Project Title
Emotional Capitalism with Socialist Characteristics: A Study of the “Positive Energy” Culture on China’s Short Video Platforms
Research Topic
This project draws on platformization, subjectivation, and sociology of emotions to investigate the emotional governance on China’s short video platforms. Focusing on the interplay of cultural, political, economic, and technological factors on the practical level, the thesis examines the rise and normalization of a “positive energy” culture on Kuaishou, Chinas second largest short video platform. This culture features moralization of optimism, aspiration to profit from official values, and a mixed discourse containing self-help psychology, nationalism, entrepreneurialism, and algorithmic determinism; it also evolves alongside the constantly changing industry, requiring a contextualized, historical perspective.

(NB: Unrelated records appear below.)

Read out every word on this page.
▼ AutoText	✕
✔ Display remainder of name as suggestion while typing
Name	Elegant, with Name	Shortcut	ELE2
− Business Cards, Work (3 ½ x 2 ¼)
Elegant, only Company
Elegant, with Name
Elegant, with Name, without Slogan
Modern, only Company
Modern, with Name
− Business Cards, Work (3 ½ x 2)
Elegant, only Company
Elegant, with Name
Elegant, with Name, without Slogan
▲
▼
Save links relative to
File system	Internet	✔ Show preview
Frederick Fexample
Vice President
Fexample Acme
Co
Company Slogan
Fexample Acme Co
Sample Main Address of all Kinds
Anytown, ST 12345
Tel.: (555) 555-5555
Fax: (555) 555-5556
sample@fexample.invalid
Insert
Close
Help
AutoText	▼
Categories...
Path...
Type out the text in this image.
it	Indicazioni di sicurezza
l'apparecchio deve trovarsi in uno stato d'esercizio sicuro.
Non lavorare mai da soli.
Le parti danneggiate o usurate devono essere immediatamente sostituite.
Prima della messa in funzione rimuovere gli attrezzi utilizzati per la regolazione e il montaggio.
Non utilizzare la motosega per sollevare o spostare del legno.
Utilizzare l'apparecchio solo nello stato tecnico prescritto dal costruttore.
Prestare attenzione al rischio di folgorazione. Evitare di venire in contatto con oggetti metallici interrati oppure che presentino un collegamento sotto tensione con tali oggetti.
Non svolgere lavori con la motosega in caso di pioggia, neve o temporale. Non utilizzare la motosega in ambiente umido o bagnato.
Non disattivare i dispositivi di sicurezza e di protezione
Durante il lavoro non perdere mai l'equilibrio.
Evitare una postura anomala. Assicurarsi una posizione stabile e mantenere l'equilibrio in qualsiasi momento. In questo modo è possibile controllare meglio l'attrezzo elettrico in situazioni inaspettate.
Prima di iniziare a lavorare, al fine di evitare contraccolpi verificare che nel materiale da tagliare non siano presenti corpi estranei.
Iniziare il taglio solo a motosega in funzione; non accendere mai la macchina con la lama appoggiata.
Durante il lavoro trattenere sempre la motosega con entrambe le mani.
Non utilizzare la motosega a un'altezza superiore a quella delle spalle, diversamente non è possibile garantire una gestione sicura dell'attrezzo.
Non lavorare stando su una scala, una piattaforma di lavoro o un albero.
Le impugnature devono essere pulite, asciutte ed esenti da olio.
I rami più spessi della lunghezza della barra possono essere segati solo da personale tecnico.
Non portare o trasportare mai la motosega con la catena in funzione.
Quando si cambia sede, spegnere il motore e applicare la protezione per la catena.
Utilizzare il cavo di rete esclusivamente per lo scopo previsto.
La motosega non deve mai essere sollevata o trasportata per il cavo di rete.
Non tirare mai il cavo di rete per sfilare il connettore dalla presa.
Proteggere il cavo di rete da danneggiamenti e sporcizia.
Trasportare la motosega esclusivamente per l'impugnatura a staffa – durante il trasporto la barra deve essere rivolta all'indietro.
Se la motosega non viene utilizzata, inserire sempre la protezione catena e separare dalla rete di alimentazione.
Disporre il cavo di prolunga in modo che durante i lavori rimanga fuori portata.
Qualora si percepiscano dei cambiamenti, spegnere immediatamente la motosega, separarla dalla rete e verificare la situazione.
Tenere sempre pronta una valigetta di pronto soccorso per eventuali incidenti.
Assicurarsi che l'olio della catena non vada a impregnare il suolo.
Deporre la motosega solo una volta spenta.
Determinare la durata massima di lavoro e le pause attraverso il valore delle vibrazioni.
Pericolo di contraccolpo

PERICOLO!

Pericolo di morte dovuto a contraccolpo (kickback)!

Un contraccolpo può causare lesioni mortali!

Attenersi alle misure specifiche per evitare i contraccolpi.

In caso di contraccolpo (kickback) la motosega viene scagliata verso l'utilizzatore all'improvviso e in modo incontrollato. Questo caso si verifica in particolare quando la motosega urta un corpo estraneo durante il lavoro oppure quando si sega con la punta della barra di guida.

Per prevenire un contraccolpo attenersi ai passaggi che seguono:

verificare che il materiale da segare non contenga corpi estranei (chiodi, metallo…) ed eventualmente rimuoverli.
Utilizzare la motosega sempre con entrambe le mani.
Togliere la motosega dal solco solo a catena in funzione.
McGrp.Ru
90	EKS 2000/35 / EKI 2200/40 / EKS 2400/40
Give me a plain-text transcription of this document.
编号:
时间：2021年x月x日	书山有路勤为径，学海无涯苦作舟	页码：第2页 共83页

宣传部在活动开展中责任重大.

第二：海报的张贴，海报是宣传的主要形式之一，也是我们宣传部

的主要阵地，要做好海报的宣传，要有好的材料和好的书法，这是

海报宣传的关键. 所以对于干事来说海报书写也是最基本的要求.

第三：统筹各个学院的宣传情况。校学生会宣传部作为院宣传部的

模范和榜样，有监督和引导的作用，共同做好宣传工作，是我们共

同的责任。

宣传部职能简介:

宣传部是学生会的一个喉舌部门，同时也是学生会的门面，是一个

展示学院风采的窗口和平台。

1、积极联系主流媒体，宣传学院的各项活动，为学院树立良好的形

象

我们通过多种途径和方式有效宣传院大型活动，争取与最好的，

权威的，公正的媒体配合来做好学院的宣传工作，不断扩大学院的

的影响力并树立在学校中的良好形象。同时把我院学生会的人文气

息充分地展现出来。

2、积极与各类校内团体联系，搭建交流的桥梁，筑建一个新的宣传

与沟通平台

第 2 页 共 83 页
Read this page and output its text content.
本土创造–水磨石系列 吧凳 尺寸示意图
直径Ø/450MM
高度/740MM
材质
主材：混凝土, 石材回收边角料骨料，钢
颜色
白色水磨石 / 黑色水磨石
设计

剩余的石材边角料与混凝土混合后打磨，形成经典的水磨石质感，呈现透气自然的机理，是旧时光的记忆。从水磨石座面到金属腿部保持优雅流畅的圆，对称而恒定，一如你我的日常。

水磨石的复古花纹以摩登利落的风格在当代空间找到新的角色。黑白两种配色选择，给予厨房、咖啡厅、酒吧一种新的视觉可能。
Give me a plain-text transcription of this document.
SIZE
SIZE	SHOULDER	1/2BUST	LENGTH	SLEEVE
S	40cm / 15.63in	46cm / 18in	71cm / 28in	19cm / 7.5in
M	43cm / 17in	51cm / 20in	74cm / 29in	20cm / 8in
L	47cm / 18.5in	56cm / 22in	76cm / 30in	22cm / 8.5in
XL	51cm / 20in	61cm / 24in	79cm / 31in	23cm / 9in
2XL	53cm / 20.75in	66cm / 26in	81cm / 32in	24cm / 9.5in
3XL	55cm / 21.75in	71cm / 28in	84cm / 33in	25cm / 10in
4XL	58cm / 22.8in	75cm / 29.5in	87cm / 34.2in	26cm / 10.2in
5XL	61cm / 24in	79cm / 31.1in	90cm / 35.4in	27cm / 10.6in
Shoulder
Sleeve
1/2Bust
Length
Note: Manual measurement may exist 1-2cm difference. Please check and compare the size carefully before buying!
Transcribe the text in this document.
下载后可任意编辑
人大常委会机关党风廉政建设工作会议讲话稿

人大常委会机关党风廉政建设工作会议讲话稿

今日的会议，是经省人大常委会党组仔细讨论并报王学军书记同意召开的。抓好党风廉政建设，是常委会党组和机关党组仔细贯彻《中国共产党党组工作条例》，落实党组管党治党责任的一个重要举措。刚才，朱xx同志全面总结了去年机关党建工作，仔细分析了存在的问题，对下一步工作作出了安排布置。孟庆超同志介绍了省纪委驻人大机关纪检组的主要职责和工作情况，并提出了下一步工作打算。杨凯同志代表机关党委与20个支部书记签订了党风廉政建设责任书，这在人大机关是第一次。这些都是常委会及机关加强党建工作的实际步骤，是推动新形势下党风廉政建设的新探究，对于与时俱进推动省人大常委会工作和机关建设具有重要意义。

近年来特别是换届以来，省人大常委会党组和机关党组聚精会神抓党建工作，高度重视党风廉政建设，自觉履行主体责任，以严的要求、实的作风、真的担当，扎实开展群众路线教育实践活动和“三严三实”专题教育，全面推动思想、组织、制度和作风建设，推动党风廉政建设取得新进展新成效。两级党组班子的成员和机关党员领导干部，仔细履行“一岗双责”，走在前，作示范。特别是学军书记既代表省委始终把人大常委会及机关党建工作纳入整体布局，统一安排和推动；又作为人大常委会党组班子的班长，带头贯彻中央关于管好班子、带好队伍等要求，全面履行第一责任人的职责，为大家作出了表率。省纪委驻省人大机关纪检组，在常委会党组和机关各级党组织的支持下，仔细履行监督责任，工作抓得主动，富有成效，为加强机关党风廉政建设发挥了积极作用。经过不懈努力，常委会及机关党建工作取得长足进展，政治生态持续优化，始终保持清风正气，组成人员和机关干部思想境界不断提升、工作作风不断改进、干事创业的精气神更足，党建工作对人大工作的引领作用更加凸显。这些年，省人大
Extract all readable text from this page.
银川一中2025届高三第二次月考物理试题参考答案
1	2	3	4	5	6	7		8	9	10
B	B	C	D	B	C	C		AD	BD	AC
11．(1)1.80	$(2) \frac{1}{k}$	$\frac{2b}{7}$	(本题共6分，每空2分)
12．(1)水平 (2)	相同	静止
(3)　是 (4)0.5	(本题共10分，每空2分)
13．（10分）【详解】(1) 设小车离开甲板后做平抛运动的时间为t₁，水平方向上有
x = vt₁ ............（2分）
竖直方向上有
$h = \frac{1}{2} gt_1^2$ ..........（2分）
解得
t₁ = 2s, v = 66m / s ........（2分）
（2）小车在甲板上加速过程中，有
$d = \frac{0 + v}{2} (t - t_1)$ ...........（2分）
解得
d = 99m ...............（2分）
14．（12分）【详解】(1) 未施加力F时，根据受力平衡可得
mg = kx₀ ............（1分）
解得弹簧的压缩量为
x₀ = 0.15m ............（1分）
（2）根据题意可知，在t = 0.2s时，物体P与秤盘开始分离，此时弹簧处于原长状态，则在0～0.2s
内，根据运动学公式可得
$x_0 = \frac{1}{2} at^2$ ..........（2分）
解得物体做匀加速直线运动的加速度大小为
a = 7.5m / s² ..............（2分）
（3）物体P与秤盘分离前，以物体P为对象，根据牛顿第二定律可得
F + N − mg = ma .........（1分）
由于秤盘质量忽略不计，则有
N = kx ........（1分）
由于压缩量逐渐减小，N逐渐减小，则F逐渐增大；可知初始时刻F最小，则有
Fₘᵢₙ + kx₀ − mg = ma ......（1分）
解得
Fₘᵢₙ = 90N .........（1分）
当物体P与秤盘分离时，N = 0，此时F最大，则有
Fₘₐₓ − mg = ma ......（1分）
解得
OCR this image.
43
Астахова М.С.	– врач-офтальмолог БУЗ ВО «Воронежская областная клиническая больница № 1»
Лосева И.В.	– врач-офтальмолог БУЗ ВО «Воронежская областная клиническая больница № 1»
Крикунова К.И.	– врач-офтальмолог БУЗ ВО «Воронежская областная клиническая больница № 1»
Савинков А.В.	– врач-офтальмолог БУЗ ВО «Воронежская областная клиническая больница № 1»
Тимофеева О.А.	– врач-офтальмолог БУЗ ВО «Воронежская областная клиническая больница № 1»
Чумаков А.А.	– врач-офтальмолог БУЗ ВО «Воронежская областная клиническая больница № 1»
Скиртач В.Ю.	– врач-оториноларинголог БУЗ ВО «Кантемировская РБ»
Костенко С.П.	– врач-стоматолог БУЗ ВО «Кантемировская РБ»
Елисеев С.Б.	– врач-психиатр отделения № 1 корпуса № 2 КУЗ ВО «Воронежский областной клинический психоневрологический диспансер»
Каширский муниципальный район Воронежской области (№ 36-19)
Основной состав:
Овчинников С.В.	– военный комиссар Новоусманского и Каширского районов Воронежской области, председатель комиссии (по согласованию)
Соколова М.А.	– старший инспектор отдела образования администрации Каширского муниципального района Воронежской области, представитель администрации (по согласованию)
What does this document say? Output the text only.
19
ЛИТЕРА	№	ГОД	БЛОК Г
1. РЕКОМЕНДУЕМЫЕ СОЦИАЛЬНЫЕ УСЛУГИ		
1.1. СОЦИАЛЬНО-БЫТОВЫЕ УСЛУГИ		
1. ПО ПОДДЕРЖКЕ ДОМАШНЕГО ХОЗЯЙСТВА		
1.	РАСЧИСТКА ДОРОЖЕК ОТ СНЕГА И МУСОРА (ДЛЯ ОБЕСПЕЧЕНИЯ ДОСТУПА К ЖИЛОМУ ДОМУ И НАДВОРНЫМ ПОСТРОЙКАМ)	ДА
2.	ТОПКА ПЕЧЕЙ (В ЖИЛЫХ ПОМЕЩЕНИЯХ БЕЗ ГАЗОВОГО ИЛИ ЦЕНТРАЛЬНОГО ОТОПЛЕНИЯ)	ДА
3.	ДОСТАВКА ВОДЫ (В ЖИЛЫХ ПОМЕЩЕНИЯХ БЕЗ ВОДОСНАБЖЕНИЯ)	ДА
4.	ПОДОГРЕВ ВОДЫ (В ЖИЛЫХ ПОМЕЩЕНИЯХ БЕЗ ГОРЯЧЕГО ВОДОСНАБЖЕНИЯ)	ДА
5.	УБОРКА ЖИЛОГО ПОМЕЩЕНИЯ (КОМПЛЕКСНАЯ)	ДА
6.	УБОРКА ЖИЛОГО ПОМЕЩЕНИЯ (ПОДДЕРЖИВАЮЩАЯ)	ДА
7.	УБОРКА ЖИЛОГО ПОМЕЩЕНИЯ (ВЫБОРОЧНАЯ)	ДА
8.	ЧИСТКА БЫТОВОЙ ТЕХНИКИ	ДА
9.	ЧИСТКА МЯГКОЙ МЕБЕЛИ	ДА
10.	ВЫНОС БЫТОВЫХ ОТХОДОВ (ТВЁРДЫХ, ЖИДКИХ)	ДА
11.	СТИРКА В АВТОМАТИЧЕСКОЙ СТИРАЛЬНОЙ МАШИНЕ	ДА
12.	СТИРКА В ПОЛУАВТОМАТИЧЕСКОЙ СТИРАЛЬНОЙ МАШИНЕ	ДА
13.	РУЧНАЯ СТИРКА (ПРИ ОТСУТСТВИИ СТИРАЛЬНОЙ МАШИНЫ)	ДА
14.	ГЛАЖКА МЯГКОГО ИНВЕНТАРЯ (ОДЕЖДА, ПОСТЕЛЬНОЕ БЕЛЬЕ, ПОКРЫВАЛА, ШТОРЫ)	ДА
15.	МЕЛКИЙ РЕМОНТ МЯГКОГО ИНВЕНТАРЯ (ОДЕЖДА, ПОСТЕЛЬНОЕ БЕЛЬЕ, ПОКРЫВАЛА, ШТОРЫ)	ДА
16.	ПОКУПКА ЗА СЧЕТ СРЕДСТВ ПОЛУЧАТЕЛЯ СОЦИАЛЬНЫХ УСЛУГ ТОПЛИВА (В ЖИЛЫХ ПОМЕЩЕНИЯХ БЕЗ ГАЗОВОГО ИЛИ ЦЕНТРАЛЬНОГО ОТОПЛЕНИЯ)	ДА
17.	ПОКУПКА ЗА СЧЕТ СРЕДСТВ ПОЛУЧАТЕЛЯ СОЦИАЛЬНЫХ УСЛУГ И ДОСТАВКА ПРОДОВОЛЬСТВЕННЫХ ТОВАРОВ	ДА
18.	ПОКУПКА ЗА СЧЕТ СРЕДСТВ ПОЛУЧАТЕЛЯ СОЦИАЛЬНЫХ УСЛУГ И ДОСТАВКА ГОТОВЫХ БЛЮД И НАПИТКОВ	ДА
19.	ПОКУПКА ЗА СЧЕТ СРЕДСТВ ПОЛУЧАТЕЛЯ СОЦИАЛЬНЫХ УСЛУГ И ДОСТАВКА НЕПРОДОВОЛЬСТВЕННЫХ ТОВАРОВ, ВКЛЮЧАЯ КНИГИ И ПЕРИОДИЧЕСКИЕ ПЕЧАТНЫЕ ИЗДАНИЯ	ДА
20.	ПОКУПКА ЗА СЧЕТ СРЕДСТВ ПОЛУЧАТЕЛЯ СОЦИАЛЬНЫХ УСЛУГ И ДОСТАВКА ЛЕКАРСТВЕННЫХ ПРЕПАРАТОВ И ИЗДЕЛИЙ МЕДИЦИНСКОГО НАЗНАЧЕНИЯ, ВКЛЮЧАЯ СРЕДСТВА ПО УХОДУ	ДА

The project is based on four years of fieldwork and over 40 in-depth interviews with short video practitioners, making it among the first to systematically unveil the short video industry’s operative mechanism from an intra-industry perspective. Starting from individual vloggers’ endeavor navigating the volatile rules to find a politically appropriate and profitable positivity in their precarious career, the study highlights their imagination of the platform’s power structure as embodied in an omnipotent “algorithm of positive energy.” By reflecting on the platformized evolution of “positive energy” from a vague political ideal to operational techniques, the research also sheds light on the interaction of state and corporations on emotional governance. Contrary to received wisdom about a top-down mechanism, I argue that the state leverages profiting motivations of business actors to induce self-governance that reinforces existing power structures while also producing unintended cultural outcomes.
Supervisors
Professor Bingchun Meng and Professor Robin Mansell
Biography
Zifeng Chen is currently pursuing her PhD in Political Communication at the London School of Economics and Political Science. Before coming to LSE, she earned her PhD in Literary and Cultural Studies from Peking University, where she graduated with honors. Her dissertation, The Discursive Field of Modernity: The Conceptualization of “Traditional Culture” in China since the 1980s was recognized as the Best Dissertation of 2020. Zifeng holds dual Bas in Chinese Literature and Sociology from PKU, and has conducted research at the Chinese University of Hong Kong and Harvard University as a visiting fellow.